There’s something about the Civil War that makes people want to travel back in time to find out what it was like to be a soldier, a sutler, a homemaker. Every year, thousands of reenactors across the country–and even in countries as far away as Australia–put on wool army uniforms or some other period garb and test their mettle in mock battle or in some other re-created 1860s circumstance.
This method of satisfying the yearning for a Civil War experience requires serious dedication–of time, energy, and money. For those who can’t make that sort of commitment, though, there are other ways to “sample” the period.
My vote goes for tasting food from the time. With a handful of modern ingredients and a recipe handed down from the 1860s, anyone with a heat source and some cooking utensils can whip up more or less the same dish someone could have enjoyed (sometimes not enjoyed) in the 19th century.
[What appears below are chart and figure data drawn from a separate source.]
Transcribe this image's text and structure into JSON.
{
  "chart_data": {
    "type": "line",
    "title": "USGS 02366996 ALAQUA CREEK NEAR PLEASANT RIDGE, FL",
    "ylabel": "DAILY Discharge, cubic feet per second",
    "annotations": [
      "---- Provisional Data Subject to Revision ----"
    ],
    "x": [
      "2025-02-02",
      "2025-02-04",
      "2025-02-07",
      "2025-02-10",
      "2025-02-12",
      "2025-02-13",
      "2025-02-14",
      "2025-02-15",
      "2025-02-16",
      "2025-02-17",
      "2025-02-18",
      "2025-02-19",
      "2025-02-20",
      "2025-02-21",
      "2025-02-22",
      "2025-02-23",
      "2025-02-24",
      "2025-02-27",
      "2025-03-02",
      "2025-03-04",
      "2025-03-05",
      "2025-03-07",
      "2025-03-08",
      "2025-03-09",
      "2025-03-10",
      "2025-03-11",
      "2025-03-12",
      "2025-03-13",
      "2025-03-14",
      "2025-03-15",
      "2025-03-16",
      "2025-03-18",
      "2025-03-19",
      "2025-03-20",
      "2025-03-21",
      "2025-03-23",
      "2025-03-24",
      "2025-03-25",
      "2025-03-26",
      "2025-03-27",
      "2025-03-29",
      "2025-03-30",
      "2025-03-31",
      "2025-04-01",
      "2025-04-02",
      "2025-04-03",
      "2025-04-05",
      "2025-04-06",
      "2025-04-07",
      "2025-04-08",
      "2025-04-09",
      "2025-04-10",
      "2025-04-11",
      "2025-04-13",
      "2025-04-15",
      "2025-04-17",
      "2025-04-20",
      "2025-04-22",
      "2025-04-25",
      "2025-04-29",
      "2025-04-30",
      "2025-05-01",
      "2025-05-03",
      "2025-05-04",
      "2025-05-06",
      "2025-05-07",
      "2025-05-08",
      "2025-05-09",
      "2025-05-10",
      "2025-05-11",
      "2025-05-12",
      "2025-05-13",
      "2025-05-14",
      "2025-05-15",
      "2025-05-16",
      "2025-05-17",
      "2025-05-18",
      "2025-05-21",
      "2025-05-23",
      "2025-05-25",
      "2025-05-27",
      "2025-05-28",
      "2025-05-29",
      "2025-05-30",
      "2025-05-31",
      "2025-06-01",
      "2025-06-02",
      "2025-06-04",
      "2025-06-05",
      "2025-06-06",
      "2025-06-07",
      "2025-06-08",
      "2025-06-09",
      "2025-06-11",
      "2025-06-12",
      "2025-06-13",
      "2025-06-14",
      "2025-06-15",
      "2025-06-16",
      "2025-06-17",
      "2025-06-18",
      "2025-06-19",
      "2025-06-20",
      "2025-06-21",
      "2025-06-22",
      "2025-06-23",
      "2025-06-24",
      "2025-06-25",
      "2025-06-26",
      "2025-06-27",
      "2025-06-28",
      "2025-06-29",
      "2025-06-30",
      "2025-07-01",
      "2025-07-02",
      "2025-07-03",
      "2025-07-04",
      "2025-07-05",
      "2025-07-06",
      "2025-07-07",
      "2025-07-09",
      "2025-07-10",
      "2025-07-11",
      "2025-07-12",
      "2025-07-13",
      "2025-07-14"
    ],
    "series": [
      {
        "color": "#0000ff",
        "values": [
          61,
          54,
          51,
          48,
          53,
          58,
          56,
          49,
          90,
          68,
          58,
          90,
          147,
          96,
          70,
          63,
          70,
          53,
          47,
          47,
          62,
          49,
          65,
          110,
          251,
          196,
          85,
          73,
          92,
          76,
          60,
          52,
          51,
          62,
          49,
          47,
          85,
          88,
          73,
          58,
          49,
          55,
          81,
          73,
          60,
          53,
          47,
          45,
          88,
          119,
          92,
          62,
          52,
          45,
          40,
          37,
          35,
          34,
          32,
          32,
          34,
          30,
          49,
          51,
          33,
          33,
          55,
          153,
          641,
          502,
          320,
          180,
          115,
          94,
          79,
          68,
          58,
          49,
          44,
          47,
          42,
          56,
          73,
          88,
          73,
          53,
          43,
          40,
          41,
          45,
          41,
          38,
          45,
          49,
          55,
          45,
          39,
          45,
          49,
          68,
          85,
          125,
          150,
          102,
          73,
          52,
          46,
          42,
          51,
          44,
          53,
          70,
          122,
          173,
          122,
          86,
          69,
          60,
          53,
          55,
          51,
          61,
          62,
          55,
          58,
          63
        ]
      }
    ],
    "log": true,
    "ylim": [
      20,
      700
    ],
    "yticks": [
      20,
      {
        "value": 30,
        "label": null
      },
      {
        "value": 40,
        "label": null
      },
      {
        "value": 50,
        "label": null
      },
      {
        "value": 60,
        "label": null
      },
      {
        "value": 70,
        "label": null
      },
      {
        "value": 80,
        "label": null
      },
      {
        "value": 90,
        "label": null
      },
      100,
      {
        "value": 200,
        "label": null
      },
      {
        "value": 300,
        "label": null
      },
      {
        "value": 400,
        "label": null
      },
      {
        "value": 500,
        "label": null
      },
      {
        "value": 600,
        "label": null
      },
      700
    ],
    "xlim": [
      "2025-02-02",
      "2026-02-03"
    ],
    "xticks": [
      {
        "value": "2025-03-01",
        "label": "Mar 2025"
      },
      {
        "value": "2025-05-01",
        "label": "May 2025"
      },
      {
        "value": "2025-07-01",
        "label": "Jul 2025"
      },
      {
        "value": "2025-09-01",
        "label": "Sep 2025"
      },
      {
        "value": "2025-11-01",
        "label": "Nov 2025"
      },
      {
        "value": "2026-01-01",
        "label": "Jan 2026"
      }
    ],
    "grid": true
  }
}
The Confederate Cookbook: Family Favorites from the Sons of Confederate Veterans has those authentic recipes–hundreds of them, every one from a descendant of a Civil War soldier. With nothing more than some corn meal, baking powder, milk, eggs, butter, and salt you can throw together more or less the same spoon bread that First Corporal James Henry Hereford, Jr., of the 10th Kentucky Infantry may have eaten at Sunday dinner right before leaving for war. And while you wait for the concoction to cook in the oven, you can read about Hereford’s war experience in the accompanying text:
James H. Hereford, Jr., was captured at the Battle of Ivy Mountain near Prestonsburg, Kentucky. A family member managed to get him paroled near Pikesville, with the proviso that he would no longer support the Confederate cause. After he was safely away from his Federal captors, he promptly reenlisted.
Native Southerners no doubt have grown up with many of these traditional dishes. But few will have tried all of them. And besides, most of the recipes have a family twist to them, so even though you’ve had chocolate cake, odds are you’ve never tried “Mama Hewitt’s Chocolate Cake.”